As you use it, the Combo j7+ continues to learn about your space, suggesting locations that might need an extra cleaning run, as well as prompting you to add “clean zones” and “keep-out zones” on the map. For instance, I’ve created a “cat litter clean zone” in my guest bathroom and I can do nifty things like ask my Voice Assistant (Alexa, Google or Siri) to send the iRobot to clean it up when the litter clutters the floor. (There are also voice commands specific to mopping and vacuuming so you can tell it to mop the kitchen floor or vacuum the bedroom.) I also set up a virtual keep out zone around my kitchen bar stools. For some reason the robot gets stuck on the raised base of the stool, so a virtual wall keeps it from attempting to climb it.
That camera also helps the robot learn and detect obstacles in its path, like maneuvering around headphones and lamp cords on the floor, even a pair of shoes I left out.

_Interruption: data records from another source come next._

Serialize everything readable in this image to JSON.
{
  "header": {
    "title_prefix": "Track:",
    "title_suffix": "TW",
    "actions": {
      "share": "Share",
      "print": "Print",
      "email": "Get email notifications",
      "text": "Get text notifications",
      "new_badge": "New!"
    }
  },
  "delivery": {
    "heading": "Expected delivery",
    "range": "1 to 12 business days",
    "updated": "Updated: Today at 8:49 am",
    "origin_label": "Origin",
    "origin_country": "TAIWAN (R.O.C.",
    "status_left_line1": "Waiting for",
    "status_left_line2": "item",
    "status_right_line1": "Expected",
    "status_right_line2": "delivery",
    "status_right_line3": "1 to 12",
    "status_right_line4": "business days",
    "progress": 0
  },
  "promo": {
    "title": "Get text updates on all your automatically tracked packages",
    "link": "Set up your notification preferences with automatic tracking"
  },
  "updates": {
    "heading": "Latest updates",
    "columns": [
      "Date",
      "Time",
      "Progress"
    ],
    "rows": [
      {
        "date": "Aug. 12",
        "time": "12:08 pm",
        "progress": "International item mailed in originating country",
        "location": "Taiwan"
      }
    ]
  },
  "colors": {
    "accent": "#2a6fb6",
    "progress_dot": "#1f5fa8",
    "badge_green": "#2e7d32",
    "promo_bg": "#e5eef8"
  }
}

The camera takes photos of items it sees so after a run, you’ll be asked to review the photos, and let the robot know if the headphones are a temporary or permanent obstacle. Of course, machine learning still leaves something to be desired: It once identified one of my cats under the bed as an obstacle. However, all my responses do help it get smarter with every cleaning run.
Though my cats use a litter box, iRobot does offer a Pet Owner Official Promise, or P.O.O.P if you will, which claims it can detect and avoid accidental pet messes. If the unthinkable happens and the robot fails to identify it as an obstacle, creating an even bigger mess which I won’t describe, iRobot promises to replace the robot for free. And, yuck.
The biggest complaint I have is the size of the mop pads. The Roborock and the Ecovacs Deebot X1 Omni both have mop pads that are twice as large, so they are quicker to cover more space. Because the iRobot Combo tucks the mop away while vacuuming, its mop footprint is noticeably smaller.
In addition, because the water tank shares space with the dirt tank, it’s also smaller and needs to be filled more frequently. But for me, that’s a small price to pay for the convenience and reliability of a robot that can perfectly vacuum and mop with just the press of a button on my phone (or the utterance of a voice command).
I also found that the Clean Base docking system, though smaller and more attractive than some of the competition, is not as comprehensive. While it automatically sucks out the debris from the robot, it does not clean the mop pad. For me, this was a compromise I could live with and had no problem manually removing and washing the mop pad — in the sink or the washing machine — after each cleaning job. The Combo j7+ comes with two microfiber mopping pads and you can buy additional 2-packs online for $20.
One thing I’d love to see iRobot add is a “Do Not Empty” feature, which could keep the robot from emptying its dustbin after every cleaning. Since it’s so loud, this is something I would rather do manually, when it’s convenient for me, not when someone is napping or I’m on a Zoom work call.
With the addition of the Combo j7+, iRobot has taken my favorite robot vacuum and made it even better with the addition of a well appropriated mopping feature. The retractable robotic arms, in combination with the obstacle avoidance, advanced mapping technology and a relatively small footprint, make this the best combo mop/vacuum I’ve tested to date.
Not only does it get the job done with minimal intervention, but it does an outstanding job keeping my floors free of cat hair and my carpets from getting wet. In addition, its higher arm lift makes it the best choice for anyone with high pile carpets.
Of course, at $1,100, you will pay more for these advanced features. So, if you already own an excellent smart robot vacuum, you may prefer to add iRobot’s less expensive standalone robot mop, iRobot Braava Jet 240 ($200) to your cleaning repertoire.
But if you’re looking for one product to both vacuum and mop your home, that won’t look like it lost its way from the set of a sci fi film, the Combo j7+ is the robot for you.